I don't know why I've entered this weird world of old-fashioned domesticity. I've started a quilt...nowhere near finished but I started it. I'm canning up a storm and making soups to freeze from our garden. And now... I'm making pie. Not just any pie, apple pie completely from scratch from my very own apple tree that we planted 5 years ago. Why am I doing this? Sam even asked me why we've all of sudden jumped into this world. I think I've figured it out, at least for me. My grandmother, Mama Joe, was an amazing woman. She, to me, was the epitome of a feminist whether she realized it or not. She worked, she gardened, she raised her family, she cooked from scratched, she canned, she played baseball, she hunted, she cradled her dying husband, she crocheted baby booties, she hugged you hard, she disciplined, she loved. She was everything. And she was unexpectedly taken from me before I turned 17 and my world crumbled.
And now as I get older, I'm losing my memories of her. I've always struggled to retain memories. I don't know if it was because I fractured my skull at a young age or because my brain doesn't have the capacity...I don't know. But I reach for fragments of her and come up with barely a wisp.
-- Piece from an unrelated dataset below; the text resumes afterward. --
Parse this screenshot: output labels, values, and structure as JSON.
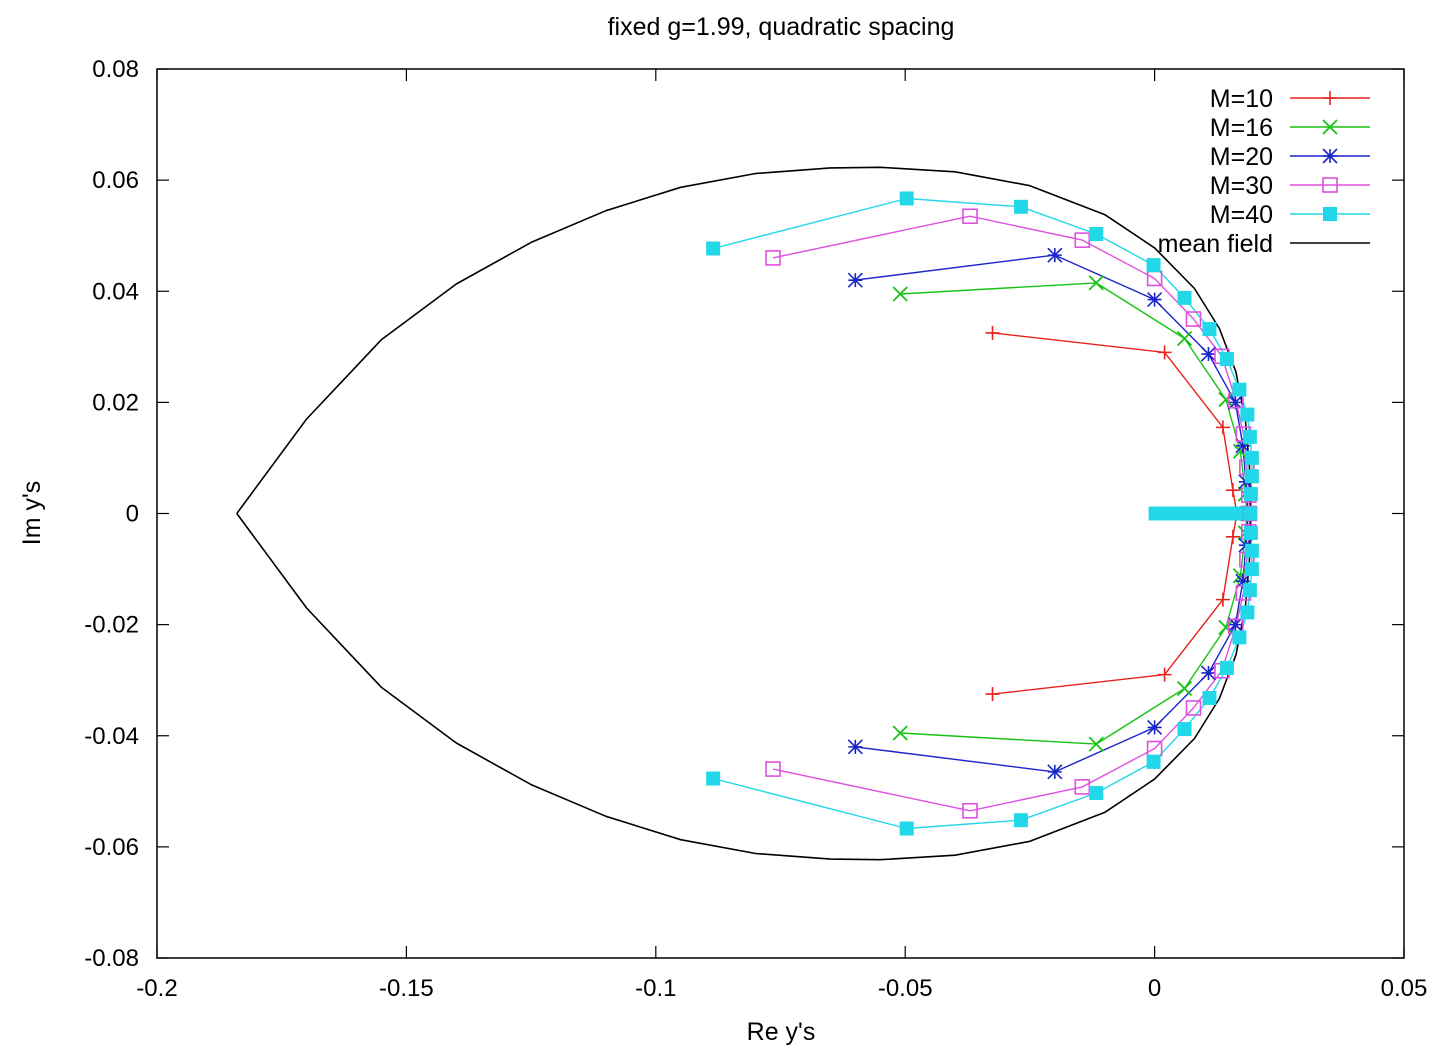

I can barely remember the sound of her voice or feel of her arms or the sight of her nimble fingers creating something beautiful. So in a way, I'm trying to find her in these tasks. I talk to her in my head sometimes while I blanch tomatoes for canning. I imagine what she might think of her oldest granddaughter mixing ingredients for her first pie crust, praying she gets it right. I bet she would get a good chuckle at my frustration at the sewing machine. By throwing myself at these old fashioned, some would say out-dated activities, I'm reconnecting with her. I can feel her again. I know that she is proud of me even though I cuss up a storm while doing all of these things.
I'm finding my way back to her, one jar, one quilt square, one pie at a time.